English socialite and actress (1913–1973)

Lady Alexandra Mary Cecilia Caroline Paget (15 June 1913 – 22 May 1973) was an English socialite and actress.

==Early life and family==
Lady Caroline was born Lady Alexandra Mary Cecilia Caroline Paget on 15 June 1913. She was the eldest child of Charles Paget, 6th Marquess of Anglesey, and his wife, the former Lady Victoria Manners. Lady Caroline's mother was the daughter of Henry Manners, 8th Duke of Rutland.

== Career ==
During the 1930s, she was a notable British socialite, and a minor actress. She was beloved of the artist Rex Whistler, who painted numerous portraits of her, including a startling nude, which is on display at Plas Newydd, (the ancestral home of the Marquess of Anglesey). Lady Caroline Paget was the unrequited love of Elizabeth Parrish Starr. There are several references to her in the published journals of Edith Olivier and The National Screen and Sound Archive of Wales has footage of short films featuring Caroline and her sister Elizabeth, as well as other material. Writer Maureen Emerson also provides considerable information about Paget & Starr her in her book 'Escape to Provence'.

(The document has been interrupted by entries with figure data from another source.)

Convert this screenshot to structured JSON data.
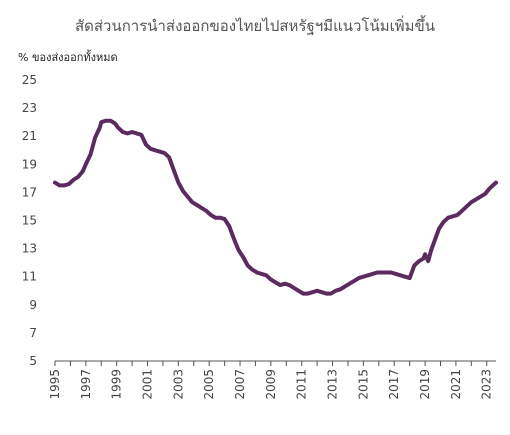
{
  "chart_data": {
    "type": "line",
    "title": "สัดส่วนการนำส่งออกของไทยไปสหรัฐฯมีแนวโน้มเพิ่มขึ้น",
    "ylabel": "% ของส่งออกทั้งหมด",
    "xlabel": "",
    "ylim": [
      5,
      25
    ],
    "xlim": [
      1995,
      2023.6
    ],
    "y_ticks": [
      "5",
      "7",
      "9",
      "11",
      "13",
      "15",
      "17",
      "19",
      "21",
      "23",
      "25"
    ],
    "x_ticks": [
      "1995",
      "1997",
      "1999",
      "2001",
      "2003",
      "2005",
      "2007",
      "2009",
      "2011",
      "2013",
      "2015",
      "2017",
      "2019",
      "2021",
      "2023"
    ],
    "grid": false,
    "line_color": "#5b2a5e",
    "series": [
      {
        "x": [
          1995.0,
          1995.3,
          1995.6,
          1995.9,
          1996.2,
          1996.5,
          1996.8,
          1997.0,
          1997.3,
          1997.6,
          1997.9,
          1998.0,
          1998.3,
          1998.6,
          1998.9,
          1999.1,
          1999.4,
          1999.7,
          2000.0,
          2000.3,
          2000.6,
          2000.9,
          2001.2,
          2001.5,
          2001.8,
          2002.1,
          2002.4,
          2002.7,
          2003.0,
          2003.3,
          2003.6,
          2003.9,
          2004.2,
          2004.5,
          2004.8,
          2005.1,
          2005.4,
          2005.7,
          2006.0,
          2006.3,
          2006.6,
          2006.9,
          2007.2,
          2007.5,
          2007.8,
          2008.1,
          2008.4,
          2008.7,
          2009.0,
          2009.3,
          2009.6,
          2009.9,
          2010.2,
          2010.5,
          2010.8,
          2011.1,
          2011.4,
          2011.7,
          2012.0,
          2012.3,
          2012.6,
          2012.9,
          2013.2,
          2013.5,
          2013.8,
          2014.1,
          2014.4,
          2014.7,
          2015.0,
          2015.3,
          2015.6,
          2015.9,
          2016.2,
          2016.5,
          2016.8,
          2017.1,
          2017.4,
          2017.7,
          2018.0,
          2018.3,
          2018.6,
          2018.9,
          2019.0,
          2019.2,
          2019.4,
          2019.6,
          2019.9,
          2020.2,
          2020.5,
          2020.8,
          2021.1,
          2021.4,
          2021.7,
          2022.0,
          2022.3,
          2022.6,
          2022.9,
          2023.2,
          2023.6
        ],
        "y": [
          17.7,
          17.5,
          17.5,
          17.6,
          17.9,
          18.1,
          18.5,
          19.0,
          19.7,
          20.9,
          21.6,
          22.0,
          22.1,
          22.1,
          21.9,
          21.6,
          21.3,
          21.2,
          21.3,
          21.2,
          21.1,
          20.4,
          20.1,
          20.0,
          19.9,
          19.8,
          19.5,
          18.6,
          17.7,
          17.1,
          16.7,
          16.3,
          16.1,
          15.9,
          15.7,
          15.4,
          15.2,
          15.2,
          15.1,
          14.6,
          13.7,
          12.9,
          12.4,
          11.8,
          11.5,
          11.3,
          11.2,
          11.1,
          10.8,
          10.6,
          10.4,
          10.5,
          10.4,
          10.2,
          10.0,
          9.8,
          9.8,
          9.9,
          10.0,
          9.9,
          9.8,
          9.8,
          10.0,
          10.1,
          10.3,
          10.5,
          10.7,
          10.9,
          11.0,
          11.1,
          11.2,
          11.3,
          11.3,
          11.3,
          11.3,
          11.2,
          11.1,
          11.0,
          10.9,
          11.8,
          12.1,
          12.3,
          12.6,
          12.1,
          12.9,
          13.5,
          14.4,
          14.9,
          15.2,
          15.3,
          15.4,
          15.7,
          16.0,
          16.3,
          16.5,
          16.7,
          16.9,
          17.3,
          17.7
        ]
      }
    ]
  }
}
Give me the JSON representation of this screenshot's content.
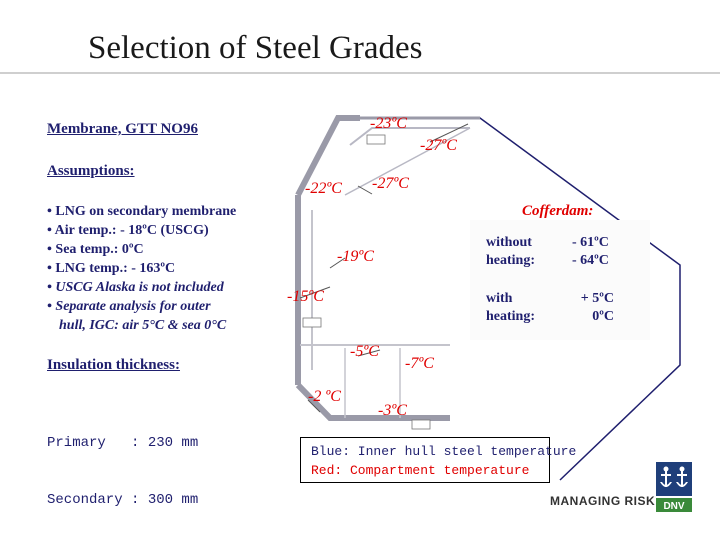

== Personal life and death ==
On 14 July 1949, Lady Caroline married Sir Michael Duff, 3rd Baronet, becoming his second wife. Lady Caroline was at the time, according to James Lees-Milne, diary 9 October 1949, pregnant, the father being Duff Cooper - her uncle by marriage. This pregnancy ended in a stillbirth. The Duffs subsequently adopted a son, Charles David Duff (b. 1950), who became a theatre historian.

A documentary screened on BBC Two Wales in 2005 (Faenol: Secrets Behind the Wall) featured Charles Duff discussing his childhood, the bisexuality of his adoptive parents, their marriage of convenience, and the details of his parentage. He did not inherit the estate, and when it was sold all the records were burnt, so compounding the mystery. In another interview for the BBC ("Wall Of Silence", BBC Wales website) Charles said of Vaynol: "It was a place of great conviviality and energy and joy". However, by the time Charles was in his teens, Sir Michael had come to believe that his second marriage and the adoption of his son had been grave errors, and according to Charles Duff, "he started to demonise both my mother and myself". Although appearances were maintained, neither could then do much right in Sir Michael's opinion. By this time the house and estate were also in decline. (Prior to the Second World War there had been 17 gardeners.) Her first cousin once removed Henry Paget, 5th Marquess of Anglesey, was also assumed to be homosexual.

Lady Caroline Duff died on 22 May 1973, at the age of 59.